The National Geographic Channel is exploring the Iraq War. Recently, the network announced they’ve ordered a series based on the book The Long Road Home.
By Martha Raddatz, the nonfiction book chronicles “a heroic fight for survival during the Iraq War when the First Cavalry Division from Fort Hood, Texas, was ferociously ambushed on April 4, 2004, in Sadr City, Baghdad – a day that came to be known in military annals as “Black Sunday.””
Mikko Alanne is writing the event series and executive producing alongside Mike Medavoy, Jason Clark, Benjamin Anderson and Edward McGurn.
Read more below:
WASHINGTON & LOS ANGELES — National Geographic Channel executive vice president and head of global scripted programming and development Carolyn Bernstein announced today ahead of its TCA session that the network has picked up the global scripted miniseries The Long Road Home, based on the New York Times best-seller from Martha Raddatz. First announced as a development deal in November, the network has officially greenlit the eight-hour event series with executive producers Mike Medavoy, Jason Clark, Benjamin Anderson and Edward McGurn. Screenwriter Mikko Alanne (“The 33”) is adapting and also executive producing this epic story of survival for television. Production will begin in early 2017 and is slated to air later in the year in 440 million homes in 171 countries and in 45 languages.
Hailed by critics as “a masterpiece of literary nonfiction that rivals any war-related classic that has preceded it” and “a truly great book about men, women and raw courage,” The Long Road Home will relive a heroic fight for survival during the Iraq War when the First Cavalry Division from Fort Hood, Texas, was ferociously ambushed on April 4, 2004, in Sadr City, Baghdad – a day that came to be known in military annals as “Black Sunday.”
The event series will cut between the soldiers on the ground and the homefront in Texas, where their wives and families await news for 48 hellish hours, expecting the worst. The incident, which took place 11 months after President George W. Bush’s “Mission Accomplished” speech, changed the American military’s view of Iraq from a peacekeeping mission to a fight against domestic insurgents.
“With The Long Road Home, we’re going to tell the inspiring story of the selfless heroism and bravery of U.S. soldiers in extraordinary and terrifying circumstances.
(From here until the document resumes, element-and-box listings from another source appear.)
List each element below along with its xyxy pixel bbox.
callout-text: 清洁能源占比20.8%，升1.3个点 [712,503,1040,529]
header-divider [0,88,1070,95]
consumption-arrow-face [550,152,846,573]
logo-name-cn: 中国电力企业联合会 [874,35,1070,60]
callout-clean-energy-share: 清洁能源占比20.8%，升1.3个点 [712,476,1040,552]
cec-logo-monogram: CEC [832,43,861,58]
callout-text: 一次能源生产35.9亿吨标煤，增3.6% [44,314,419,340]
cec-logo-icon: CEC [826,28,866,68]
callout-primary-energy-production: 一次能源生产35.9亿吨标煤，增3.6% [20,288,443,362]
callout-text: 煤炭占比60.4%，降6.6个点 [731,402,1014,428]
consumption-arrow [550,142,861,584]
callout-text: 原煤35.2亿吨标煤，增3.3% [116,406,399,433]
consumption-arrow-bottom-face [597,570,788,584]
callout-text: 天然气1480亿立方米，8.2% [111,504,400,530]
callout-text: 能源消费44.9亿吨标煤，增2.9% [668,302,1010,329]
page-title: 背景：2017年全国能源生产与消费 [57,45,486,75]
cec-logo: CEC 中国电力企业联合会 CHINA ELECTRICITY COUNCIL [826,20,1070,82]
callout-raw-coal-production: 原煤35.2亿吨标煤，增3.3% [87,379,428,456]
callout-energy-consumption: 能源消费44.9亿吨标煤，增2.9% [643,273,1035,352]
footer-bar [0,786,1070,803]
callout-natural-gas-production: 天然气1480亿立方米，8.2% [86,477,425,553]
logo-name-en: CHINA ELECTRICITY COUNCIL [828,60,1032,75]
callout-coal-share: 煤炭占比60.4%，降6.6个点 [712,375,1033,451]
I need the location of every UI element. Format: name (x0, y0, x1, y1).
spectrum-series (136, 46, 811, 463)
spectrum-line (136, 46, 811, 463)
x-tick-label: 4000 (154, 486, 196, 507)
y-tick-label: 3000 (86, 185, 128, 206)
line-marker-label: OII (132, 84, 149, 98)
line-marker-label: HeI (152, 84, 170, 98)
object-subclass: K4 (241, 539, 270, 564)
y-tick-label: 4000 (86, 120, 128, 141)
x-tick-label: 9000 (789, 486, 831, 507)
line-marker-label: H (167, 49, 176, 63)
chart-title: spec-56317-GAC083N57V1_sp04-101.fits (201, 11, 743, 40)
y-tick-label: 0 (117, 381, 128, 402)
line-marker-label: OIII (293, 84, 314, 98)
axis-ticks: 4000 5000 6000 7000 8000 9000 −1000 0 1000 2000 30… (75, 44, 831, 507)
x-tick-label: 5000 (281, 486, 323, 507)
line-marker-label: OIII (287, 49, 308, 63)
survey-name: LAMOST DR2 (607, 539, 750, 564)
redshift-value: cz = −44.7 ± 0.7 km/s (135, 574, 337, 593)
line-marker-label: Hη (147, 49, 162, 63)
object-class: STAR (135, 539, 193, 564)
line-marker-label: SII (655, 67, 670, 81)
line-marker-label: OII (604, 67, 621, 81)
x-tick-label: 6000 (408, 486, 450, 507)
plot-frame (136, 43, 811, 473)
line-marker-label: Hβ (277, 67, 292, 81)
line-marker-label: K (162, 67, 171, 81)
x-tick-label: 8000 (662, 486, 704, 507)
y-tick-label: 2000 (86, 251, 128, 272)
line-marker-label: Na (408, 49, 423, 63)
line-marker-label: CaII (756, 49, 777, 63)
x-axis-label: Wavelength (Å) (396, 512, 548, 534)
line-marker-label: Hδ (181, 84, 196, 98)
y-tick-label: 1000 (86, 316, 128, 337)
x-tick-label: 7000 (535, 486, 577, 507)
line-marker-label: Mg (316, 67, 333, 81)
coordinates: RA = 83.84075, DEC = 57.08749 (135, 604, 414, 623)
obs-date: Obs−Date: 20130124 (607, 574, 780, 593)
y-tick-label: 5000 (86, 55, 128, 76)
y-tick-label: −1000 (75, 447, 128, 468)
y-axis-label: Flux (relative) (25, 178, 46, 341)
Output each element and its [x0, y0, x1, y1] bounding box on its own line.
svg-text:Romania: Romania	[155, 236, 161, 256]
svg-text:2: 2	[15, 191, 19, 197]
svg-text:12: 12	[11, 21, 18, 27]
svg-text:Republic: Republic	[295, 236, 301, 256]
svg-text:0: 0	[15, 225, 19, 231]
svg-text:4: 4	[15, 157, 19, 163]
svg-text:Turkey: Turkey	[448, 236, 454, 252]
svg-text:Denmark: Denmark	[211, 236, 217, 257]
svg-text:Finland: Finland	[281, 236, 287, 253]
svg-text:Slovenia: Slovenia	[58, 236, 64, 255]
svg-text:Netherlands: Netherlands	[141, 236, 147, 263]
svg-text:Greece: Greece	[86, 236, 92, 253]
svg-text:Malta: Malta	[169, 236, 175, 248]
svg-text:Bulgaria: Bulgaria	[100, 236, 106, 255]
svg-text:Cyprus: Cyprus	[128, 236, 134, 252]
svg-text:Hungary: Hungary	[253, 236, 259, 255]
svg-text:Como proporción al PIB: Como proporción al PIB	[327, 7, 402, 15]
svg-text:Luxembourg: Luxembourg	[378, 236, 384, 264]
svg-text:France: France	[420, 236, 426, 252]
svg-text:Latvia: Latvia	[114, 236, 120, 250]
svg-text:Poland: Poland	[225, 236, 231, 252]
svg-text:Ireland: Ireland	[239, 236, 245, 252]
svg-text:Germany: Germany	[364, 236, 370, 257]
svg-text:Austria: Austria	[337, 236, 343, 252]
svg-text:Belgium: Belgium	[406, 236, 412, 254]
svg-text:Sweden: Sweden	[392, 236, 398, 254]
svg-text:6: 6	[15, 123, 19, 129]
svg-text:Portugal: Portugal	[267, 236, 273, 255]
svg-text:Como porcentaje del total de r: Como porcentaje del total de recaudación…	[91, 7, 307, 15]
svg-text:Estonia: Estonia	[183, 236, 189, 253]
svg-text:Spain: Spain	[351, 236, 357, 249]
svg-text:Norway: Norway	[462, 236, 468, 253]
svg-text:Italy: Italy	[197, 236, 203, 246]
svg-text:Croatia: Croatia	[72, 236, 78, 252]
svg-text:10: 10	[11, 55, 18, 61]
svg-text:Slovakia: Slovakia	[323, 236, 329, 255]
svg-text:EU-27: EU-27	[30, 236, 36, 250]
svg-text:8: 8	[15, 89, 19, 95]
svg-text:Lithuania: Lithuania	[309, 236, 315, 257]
We’re also going to shine a light on the sisterhood formed by their wives on the homefront as they rally around each other awaiting news of their husbands’ fates,” said Bernstein. “We are so pleased to partner with Mike Medavoy, a producer with a remarkable list of credits, including some of cinema’s most iconic military dramas, along with Jason Clark, president of Seth MacFarlane’s Fuzzy Door Productions, and Mikko Alanne to bring the universal and timeless story of these courageous warriors and their equally courageous wives to Nat Geo.”
“By partnering with National Geographic and Jason, and with Mikko as our skillful storyteller, we hope to tell a visceral story of courage and survival,” said Medavoy. “We’re going to tap into the global audience that only National Geographic can provide to tell the dramatic story of the inspiring and unforgettable events of ‘Black Sunday.'”
“Chronicling every moment of this unexpected day, we are not only capturing a remarkable story of bravery and survival of these soldiers and revealing the anguish of their families at home, but also showing the triumph of the human spirit against incalculable odds,” said Clark.
“Writing about this battle, which came so suddenly for the soldiers who had just days before been in the embrace of their loved ones, has been the most profound experience I have had as a journalist. The courage I witnessed, the heartache and the survival of spirit both on the battlefield and the homefront, is something I wanted to share with as many people as possible,” said Raddatz. “I am thrilled that National Geographic, along with this incredible team of producers, is going to expand the audience for this epic tale of heroism and sacrifice. These soldiers and their families could not be in better hands.”
“The Long Road Home is an unforgettable account of extraordinary courage before impossible odds, but also a universal and timeless story of men and women facing war for the first time in their lives. This series truly illuminates what sacrifice and bravery mean to our nation’s military families,” said Alanne.
“It’s a privilege to be producing such an important and meaningful event in our recent history,” said Anderson. “By telling this story, we can honor the brave men and women who live a life of service for our country, as well as the families that stand by them while they do it.”
“This is a story about bravery, brotherhood and the heroic sacrifices we ask our armed forces and their families to make in our name. Through the prism of this one battle, our goal with The Long Road Home is to portray the totality of the experience of war, from both sides of the struggle, in a way that only a large-canvas, eight-hour format can afford,” said McGurn, who worked with Alanne on “The 33″ as a producer and has been working with him on this project.”
What do you think? Have you read The Long Road Home? Will you watch the series?